A Note on Reliable Systems - Cons Then again, one need to make sure all of the assumptions hold… A1 – Messages are delivered correctly: Communication failures can always occur. A2 – The receiver of a message knows who sent it: Requires communication will carried on hard- wired lines. Unnecessary is A4 is assumed. A3 – The absence of a message can be detected: Requires synchronization. A4 – As stated before, quite reasonable.

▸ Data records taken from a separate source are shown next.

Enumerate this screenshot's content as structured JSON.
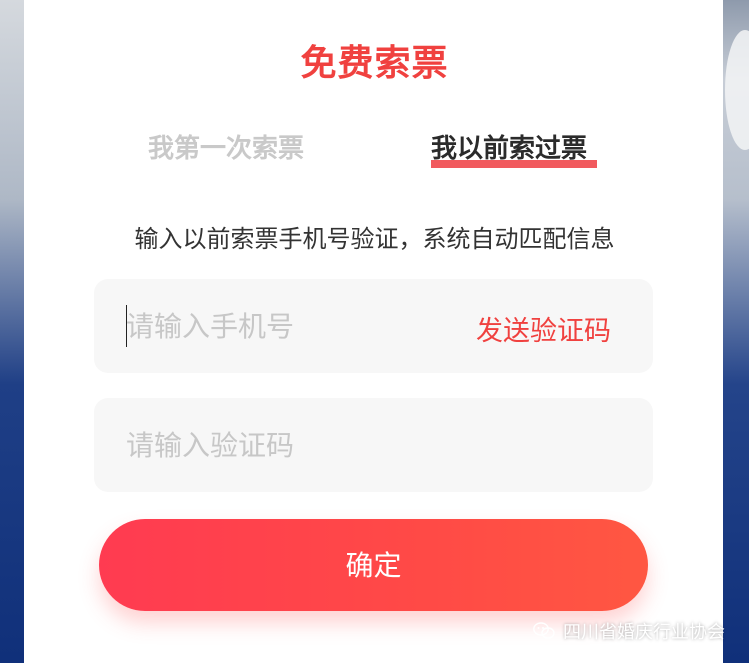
{
  "header": {
    "title": "免费索票"
  },
  "tabs": [
    {
      "label": "我第一次索票",
      "active": false
    },
    {
      "label": "我以前索过票",
      "active": true
    }
  ],
  "description": "输入以前索票手机号验证，系统自动匹配信息",
  "phone_field": {
    "value": "",
    "placeholder": "请输入手机号",
    "send_code_label": "发送验证码"
  },
  "code_field": {
    "value": "",
    "placeholder": "请输入验证码"
  },
  "confirm_label": "确定",
  "watermark": {
    "icon": "wechat-icon",
    "text": "四川省婚庆行业协会"
  },
  "colors": {
    "accent": "#f0413f",
    "tab_underline": "#f15a5e",
    "field_bg": "#f7f7f7",
    "inactive_tab": "#c9c9c9"
  }
}
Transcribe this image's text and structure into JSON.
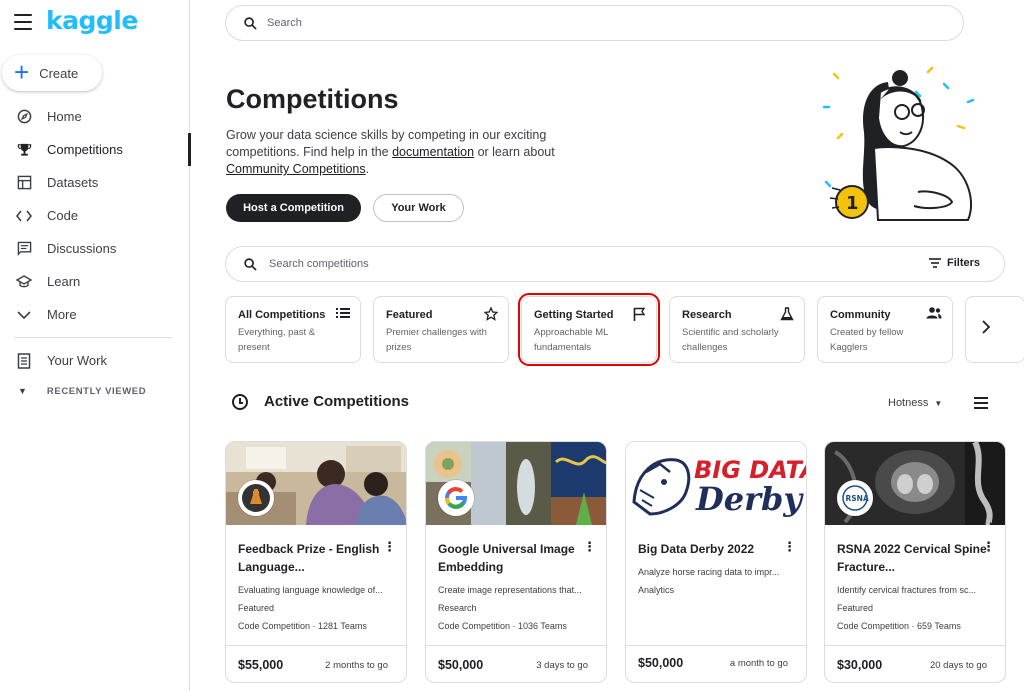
{
  "app": {
    "logo": "kaggle"
  },
  "sidebar": {
    "create_label": "Create",
    "items": [
      {
        "label": "Home",
        "icon": "compass-icon"
      },
      {
        "label": "Competitions",
        "icon": "trophy-icon",
        "active": true
      },
      {
        "label": "Datasets",
        "icon": "table-icon"
      },
      {
        "label": "Code",
        "icon": "code-icon"
      },
      {
        "label": "Discussions",
        "icon": "chat-icon"
      },
      {
        "label": "Learn",
        "icon": "graduation-cap-icon"
      },
      {
        "label": "More",
        "icon": "chevron-down-icon"
      }
    ],
    "your_work": "Your Work",
    "recently_viewed": "RECENTLY VIEWED"
  },
  "search": {
    "placeholder": "Search"
  },
  "hero": {
    "title": "Competitions",
    "desc_part1": "Grow your data science skills by competing in our exciting competitions. Find help in the ",
    "desc_link1": "documentation",
    "desc_part2": " or learn about ",
    "desc_link2": "Community Competitions",
    "desc_part3": ".",
    "host_button": "Host a Competition",
    "your_work_button": "Your Work"
  },
  "comp_search": {
    "placeholder": "Search competitions",
    "filters_label": "Filters"
  },
  "categories": [
    {
      "title": "All Competitions",
      "desc": "Everything, past & present",
      "icon": "list-icon"
    },
    {
      "title": "Featured",
      "desc": "Premier challenges with prizes",
      "icon": "star-icon"
    },
    {
      "title": "Getting Started",
      "desc": "Approachable ML fundamentals",
      "icon": "flag-icon",
      "selected": true
    },
    {
      "title": "Research",
      "desc": "Scientific and scholarly challenges",
      "icon": "flask-icon"
    },
    {
      "title": "Community",
      "desc": "Created by fellow Kagglers",
      "icon": "people-icon"
    }
  ],
  "active": {
    "title": "Active Competitions",
    "sort": "Hotness"
  },
  "cards": [
    {
      "title": "Feedback Prize - English Language...",
      "desc": "Evaluating language knowledge of...",
      "category": "Featured",
      "meta": "Code Competition · 1281 Teams",
      "prize": "$55,000",
      "due": "2 months to go"
    },
    {
      "title": "Google Universal Image Embedding",
      "desc": "Create image representations that...",
      "category": "Research",
      "meta": "Code Competition · 1036 Teams",
      "prize": "$50,000",
      "due": "3 days to go"
    },
    {
      "title": "Big Data Derby 2022",
      "desc": "Analyze horse racing data to impr...",
      "category": "Analytics",
      "meta": "",
      "prize": "$50,000",
      "due": "a month to go",
      "banner_line1": "BIG DATA",
      "banner_line2": "Derby"
    },
    {
      "title": "RSNA 2022 Cervical Spine Fracture...",
      "desc": "Identify cervical fractures from sc...",
      "category": "Featured",
      "meta": "Code Competition · 659 Teams",
      "prize": "$30,000",
      "due": "20 days to go",
      "badge_text": "RSNA"
    }
  ],
  "colors": {
    "accent": "#20beff",
    "selected_outline": "#e60000",
    "dark_button": "#202124"
  }
}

In Conclusion We’ve found a necessary and sufficient condition on the number of traitors in order for the problem to be solvable. We’ve solved the problem for the cases it’s solvable. Achieving reliability in the face of arbitrary malfunctioning is a difficult problem. It seems any solution is inherently costly: –Long message paths. –Many messages. –Much transferred information.